Deterministic effect — The dose-dependent radioactive effect on a biological entity such as a human body. One kind of deterministic effect is radiation sickness, an often-fatal effect of exposure to a large dose of radioactivity.

D-notice — A secret government request to senior media representatives not to publish certain specified details about defence- or security-related activities. The D-notice system was adopted in Australia in 1952. D-notices were decided by the Defence, Press and Broadcasting Committee administered by the Department of Defence and made up of senior government and media representatives.

Dose — The amount of energy delivered to a mass of material by ionising radiation passing through it.

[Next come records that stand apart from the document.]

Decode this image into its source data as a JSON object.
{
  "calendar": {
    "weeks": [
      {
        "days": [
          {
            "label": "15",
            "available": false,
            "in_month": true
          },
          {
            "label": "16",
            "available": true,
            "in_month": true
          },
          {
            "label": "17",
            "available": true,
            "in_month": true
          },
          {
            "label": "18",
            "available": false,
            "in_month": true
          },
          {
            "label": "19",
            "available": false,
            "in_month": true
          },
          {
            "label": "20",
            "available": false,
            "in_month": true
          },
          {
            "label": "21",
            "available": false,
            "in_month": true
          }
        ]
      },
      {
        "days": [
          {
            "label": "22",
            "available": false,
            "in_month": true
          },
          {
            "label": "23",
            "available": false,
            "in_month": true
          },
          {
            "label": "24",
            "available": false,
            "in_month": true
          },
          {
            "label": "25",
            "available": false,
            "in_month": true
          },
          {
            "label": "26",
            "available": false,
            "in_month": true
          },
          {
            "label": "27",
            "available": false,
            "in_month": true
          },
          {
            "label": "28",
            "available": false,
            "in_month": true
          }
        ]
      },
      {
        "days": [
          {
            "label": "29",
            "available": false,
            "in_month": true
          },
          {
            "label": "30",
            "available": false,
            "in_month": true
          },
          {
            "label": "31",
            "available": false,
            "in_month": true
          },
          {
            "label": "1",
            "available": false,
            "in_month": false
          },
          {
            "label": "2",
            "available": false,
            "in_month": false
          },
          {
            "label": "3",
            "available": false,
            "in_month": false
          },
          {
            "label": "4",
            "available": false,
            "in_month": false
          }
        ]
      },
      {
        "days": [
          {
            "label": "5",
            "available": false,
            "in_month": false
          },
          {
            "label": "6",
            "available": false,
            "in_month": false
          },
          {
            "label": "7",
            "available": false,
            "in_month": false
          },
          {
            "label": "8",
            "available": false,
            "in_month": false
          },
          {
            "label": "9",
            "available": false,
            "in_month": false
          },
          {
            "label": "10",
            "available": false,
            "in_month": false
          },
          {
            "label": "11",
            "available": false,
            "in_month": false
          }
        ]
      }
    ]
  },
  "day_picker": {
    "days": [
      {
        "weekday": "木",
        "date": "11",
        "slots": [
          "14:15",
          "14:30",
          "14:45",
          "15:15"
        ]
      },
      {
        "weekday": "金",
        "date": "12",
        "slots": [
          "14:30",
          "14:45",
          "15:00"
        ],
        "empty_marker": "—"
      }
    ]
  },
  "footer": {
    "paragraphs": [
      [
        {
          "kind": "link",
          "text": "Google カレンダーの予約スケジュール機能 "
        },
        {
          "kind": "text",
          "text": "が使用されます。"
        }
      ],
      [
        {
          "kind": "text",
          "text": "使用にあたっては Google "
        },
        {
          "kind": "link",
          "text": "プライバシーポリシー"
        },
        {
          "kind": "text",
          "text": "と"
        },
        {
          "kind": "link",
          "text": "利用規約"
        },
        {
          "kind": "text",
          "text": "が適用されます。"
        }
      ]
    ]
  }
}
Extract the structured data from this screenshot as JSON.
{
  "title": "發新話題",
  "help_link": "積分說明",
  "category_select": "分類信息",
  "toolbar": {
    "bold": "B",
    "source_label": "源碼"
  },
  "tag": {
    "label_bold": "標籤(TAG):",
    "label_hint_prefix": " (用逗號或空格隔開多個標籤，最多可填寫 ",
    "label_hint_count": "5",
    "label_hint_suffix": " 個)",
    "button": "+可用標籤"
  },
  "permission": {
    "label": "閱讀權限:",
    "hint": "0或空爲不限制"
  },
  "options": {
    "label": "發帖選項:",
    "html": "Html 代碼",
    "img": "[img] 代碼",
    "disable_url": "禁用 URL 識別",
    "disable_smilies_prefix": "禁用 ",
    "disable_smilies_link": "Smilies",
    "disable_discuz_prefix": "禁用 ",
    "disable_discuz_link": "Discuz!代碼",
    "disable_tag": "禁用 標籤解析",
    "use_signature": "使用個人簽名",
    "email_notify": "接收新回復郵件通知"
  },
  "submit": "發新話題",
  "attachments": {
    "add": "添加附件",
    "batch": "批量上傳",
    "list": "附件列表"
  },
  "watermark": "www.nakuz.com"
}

Dose equivalent — Different kinds of radiation, such as gamma or alpha, have different biological effects. For example, for the same absorbed dose, alpha radiation will produce more effects than gamma radiation. The dose equivalent is measured in sieverts.

Dosimeter — A device, instrument or system used to measure or evaluate a dose of radiation. Two types of personal dosimeters were used at Maralinga by personnel entering radiation areas during the tests: quartz fibre electrometers and film badges.

Fallout — The descent to the earth’s surface of particles contaminated with radioactivity, following the dispersion of radioactive material into the atmosphere by nuclear explosion. The term is applied both to the process and, in a collective sense, to the particulate matter.